Similarly to $\ln(1+t)\leq t$, we have a well-known inequality in the other direction: $$\ln(1+t)\ge \frac{t}{1+t}\quad\text{for }t>-1 $$ with equality only if $t=0$. Plugging in $t=\frac{1}{|x|}\ne 0$ will give you $f'(x)>0$.
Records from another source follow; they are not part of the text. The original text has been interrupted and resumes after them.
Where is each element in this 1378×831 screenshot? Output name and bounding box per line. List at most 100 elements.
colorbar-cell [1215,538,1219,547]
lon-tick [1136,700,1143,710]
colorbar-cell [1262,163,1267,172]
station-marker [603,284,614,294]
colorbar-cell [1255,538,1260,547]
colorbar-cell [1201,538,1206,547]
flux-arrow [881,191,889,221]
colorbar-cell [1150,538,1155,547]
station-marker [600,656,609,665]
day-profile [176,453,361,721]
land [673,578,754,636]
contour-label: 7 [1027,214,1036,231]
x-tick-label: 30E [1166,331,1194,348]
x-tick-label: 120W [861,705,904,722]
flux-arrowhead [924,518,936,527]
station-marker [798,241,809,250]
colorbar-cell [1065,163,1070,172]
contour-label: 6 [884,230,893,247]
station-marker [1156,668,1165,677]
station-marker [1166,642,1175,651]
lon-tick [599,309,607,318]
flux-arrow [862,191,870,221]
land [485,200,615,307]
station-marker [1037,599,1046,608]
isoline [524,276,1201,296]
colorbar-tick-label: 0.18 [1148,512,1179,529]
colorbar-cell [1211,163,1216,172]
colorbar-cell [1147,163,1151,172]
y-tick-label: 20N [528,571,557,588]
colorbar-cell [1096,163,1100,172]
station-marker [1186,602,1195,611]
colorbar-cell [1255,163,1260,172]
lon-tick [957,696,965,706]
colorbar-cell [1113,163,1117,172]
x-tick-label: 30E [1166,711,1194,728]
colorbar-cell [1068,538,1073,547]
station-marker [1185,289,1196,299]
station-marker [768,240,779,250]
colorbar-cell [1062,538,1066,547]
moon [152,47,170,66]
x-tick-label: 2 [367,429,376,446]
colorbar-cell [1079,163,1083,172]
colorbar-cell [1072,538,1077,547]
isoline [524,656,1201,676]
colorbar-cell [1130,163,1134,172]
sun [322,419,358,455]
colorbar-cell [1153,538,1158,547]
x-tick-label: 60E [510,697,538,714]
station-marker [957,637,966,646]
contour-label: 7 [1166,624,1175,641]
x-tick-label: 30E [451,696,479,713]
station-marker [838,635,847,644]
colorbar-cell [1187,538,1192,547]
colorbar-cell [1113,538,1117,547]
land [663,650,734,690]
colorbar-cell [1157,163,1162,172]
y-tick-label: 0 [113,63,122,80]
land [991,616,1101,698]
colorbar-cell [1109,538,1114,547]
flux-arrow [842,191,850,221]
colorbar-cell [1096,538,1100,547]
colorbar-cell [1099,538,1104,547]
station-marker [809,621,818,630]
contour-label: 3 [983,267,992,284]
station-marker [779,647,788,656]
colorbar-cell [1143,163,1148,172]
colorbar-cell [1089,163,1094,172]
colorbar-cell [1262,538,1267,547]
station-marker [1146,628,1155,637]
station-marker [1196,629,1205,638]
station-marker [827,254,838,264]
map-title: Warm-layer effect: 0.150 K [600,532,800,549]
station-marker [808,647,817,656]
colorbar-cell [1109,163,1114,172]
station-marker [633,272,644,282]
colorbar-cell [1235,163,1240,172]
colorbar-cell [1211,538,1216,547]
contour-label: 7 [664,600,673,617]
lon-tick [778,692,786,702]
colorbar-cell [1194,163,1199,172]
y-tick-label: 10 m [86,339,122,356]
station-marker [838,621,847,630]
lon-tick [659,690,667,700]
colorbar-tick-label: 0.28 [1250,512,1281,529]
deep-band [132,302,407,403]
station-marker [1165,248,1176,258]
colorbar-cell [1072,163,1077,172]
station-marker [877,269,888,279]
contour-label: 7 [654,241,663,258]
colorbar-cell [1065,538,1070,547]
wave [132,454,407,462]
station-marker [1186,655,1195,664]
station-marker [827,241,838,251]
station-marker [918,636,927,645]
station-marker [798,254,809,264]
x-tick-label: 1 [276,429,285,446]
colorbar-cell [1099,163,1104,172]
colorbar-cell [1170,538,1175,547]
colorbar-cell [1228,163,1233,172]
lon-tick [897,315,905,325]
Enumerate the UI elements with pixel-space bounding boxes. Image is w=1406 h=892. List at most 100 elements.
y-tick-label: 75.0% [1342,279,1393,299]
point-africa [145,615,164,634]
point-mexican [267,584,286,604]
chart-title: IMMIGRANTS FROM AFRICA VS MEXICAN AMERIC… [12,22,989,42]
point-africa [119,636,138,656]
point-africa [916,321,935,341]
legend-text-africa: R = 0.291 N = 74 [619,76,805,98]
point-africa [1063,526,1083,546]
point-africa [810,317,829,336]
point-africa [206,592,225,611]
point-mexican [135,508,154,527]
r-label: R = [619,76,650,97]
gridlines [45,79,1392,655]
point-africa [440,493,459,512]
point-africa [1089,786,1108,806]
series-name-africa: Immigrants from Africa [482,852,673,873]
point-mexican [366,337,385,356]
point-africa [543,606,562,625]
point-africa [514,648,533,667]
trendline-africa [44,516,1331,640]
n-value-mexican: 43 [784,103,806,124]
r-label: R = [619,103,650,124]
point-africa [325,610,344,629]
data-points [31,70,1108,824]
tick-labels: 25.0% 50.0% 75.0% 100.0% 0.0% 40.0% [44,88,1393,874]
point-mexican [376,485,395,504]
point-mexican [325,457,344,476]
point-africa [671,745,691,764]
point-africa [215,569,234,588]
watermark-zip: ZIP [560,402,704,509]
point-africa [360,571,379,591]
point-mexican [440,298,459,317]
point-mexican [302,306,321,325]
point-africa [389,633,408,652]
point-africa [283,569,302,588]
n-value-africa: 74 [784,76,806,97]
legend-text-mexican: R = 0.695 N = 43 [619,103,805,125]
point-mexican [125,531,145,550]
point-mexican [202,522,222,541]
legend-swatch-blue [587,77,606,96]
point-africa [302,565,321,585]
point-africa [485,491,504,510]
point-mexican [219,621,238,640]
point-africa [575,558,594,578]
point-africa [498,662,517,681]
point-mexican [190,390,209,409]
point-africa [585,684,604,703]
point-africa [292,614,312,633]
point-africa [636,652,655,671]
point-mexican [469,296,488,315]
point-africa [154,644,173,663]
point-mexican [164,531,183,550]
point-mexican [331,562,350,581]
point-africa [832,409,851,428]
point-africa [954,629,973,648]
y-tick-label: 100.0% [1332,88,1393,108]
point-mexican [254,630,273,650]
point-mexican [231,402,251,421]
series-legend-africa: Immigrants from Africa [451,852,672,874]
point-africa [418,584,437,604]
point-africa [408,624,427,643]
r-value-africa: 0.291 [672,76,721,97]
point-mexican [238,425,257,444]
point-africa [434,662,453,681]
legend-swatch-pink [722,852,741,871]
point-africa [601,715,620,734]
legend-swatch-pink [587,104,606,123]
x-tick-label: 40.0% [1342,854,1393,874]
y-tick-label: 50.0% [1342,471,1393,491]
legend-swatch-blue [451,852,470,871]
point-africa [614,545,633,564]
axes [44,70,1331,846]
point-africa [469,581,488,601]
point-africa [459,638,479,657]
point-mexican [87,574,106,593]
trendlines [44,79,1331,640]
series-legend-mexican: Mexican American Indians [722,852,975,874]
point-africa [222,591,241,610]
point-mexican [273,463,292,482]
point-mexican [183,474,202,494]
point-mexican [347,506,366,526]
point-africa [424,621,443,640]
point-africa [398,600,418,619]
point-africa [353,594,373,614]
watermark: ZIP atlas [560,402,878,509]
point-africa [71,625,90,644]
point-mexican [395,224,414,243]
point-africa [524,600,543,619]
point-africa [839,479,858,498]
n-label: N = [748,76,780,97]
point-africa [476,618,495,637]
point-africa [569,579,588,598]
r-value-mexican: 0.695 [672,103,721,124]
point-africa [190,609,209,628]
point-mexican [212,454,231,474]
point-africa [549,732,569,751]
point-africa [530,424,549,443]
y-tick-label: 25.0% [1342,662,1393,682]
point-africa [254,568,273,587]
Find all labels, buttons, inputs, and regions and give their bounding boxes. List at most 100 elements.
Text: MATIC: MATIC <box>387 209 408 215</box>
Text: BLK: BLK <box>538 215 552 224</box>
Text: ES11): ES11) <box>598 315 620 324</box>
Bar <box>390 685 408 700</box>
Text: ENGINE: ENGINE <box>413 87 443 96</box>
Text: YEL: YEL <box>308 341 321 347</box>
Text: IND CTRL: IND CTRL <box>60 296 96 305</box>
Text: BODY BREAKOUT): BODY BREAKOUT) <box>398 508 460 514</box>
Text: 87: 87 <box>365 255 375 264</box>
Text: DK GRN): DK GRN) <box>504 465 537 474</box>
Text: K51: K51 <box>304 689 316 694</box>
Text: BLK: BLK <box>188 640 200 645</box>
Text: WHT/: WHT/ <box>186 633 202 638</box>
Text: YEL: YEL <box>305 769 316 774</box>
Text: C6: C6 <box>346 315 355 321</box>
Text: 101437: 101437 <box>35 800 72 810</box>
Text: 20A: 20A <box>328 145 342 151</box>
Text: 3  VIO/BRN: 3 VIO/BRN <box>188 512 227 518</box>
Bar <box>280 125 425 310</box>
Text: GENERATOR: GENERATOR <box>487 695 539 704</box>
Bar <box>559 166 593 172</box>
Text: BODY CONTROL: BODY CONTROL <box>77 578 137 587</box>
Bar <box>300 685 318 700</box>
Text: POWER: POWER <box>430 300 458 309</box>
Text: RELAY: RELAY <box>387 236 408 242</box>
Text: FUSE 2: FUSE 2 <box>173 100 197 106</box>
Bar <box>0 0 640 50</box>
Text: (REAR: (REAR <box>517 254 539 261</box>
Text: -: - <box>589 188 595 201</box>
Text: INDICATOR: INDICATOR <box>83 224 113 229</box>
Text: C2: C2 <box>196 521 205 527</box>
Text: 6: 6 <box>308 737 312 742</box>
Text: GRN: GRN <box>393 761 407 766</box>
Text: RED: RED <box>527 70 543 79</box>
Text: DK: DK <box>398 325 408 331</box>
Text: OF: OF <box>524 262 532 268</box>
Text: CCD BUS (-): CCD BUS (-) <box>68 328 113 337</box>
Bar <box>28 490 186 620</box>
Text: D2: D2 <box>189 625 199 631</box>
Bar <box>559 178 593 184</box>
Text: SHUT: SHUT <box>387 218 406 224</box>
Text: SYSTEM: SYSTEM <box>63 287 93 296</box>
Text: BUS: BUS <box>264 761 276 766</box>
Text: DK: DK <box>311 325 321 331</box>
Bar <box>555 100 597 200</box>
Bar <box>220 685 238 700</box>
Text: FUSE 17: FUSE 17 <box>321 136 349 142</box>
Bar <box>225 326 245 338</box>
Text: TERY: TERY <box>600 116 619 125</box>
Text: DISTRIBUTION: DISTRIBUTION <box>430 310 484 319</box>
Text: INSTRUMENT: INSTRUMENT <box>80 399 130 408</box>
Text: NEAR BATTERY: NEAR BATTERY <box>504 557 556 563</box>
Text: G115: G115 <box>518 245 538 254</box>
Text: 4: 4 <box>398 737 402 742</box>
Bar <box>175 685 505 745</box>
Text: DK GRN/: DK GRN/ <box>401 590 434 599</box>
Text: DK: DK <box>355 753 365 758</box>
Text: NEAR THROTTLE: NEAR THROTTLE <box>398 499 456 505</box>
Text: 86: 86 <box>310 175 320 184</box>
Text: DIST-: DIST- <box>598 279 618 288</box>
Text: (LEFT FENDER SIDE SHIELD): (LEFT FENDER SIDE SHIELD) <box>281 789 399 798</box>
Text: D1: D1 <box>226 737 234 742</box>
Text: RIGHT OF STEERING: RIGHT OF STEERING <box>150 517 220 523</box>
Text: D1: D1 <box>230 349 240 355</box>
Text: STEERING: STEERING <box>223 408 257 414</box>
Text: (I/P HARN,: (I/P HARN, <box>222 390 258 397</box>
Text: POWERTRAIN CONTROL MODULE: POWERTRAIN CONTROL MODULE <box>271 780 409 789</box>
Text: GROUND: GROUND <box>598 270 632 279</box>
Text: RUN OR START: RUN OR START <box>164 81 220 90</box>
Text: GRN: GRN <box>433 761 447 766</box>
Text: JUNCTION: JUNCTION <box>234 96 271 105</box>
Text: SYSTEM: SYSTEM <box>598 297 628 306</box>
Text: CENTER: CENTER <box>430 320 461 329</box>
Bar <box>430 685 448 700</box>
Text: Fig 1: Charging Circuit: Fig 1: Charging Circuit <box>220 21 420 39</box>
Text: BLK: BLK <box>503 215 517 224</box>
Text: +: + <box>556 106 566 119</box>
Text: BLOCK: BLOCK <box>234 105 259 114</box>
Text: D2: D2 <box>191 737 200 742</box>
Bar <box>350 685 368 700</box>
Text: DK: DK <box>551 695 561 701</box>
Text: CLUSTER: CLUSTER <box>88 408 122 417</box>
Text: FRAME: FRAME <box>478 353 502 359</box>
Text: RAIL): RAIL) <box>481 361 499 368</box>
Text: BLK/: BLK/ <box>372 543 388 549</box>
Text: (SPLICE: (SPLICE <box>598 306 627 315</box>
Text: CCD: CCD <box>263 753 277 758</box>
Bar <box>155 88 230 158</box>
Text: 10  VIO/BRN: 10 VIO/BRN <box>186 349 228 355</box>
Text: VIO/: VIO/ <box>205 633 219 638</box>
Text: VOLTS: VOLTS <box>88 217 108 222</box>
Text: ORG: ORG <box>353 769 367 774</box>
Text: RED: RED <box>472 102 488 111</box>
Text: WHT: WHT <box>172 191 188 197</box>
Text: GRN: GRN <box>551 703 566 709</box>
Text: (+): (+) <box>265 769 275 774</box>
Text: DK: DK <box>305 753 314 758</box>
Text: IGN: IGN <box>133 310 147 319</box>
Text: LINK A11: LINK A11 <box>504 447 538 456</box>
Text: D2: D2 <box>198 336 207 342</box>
Fix $x\neq 0$. For each $x\neq 0$, apply the mean value theorem to the function

$$f(u):=\ln{(u+|x|)}$$ on $[0,1]$. You get

$$\frac{\ln{(1+|x|)}-\ln{|x|}}{1-0}=\frac{1}{t+|x|}$$ for some $0<t<1$. Notice that $$\ln{(1+|x|)}-\ln{|x|}=\ln{\left(1+\frac{1}{|x|}\right)}$$ and that $$\frac{1}{t+|x|}>\frac{1}{1+|x|}$$

The function is simmetric in rispect to the $y$ axis. We can, thus, study the first derivate for $x>0$. We have: $$f'(x)=-\frac{1}{1+\frac{1}{x}}\cdot\frac{1}{x^2}+\frac{1}{(x+1)^2}=-\frac{1}{x\cdot (1+x)}+\frac{1}{(1+x)^2}<0\,\,\,\forall x \in \mathbb{D}_{f'(x)}$$

Also: $$\lim_{x\to 0^+}f(x)=+\infty$$ And: $$\lim_{x\to +\infty}f(x)=0^+$$

So, in $(0,+\infty)$ the function is always positive and decreasing. In $(-\infty, 0)$, $f(x)$ is again always positive and increasing. Namely: $$\lim_{x\to -\infty}f(x)=0^+$$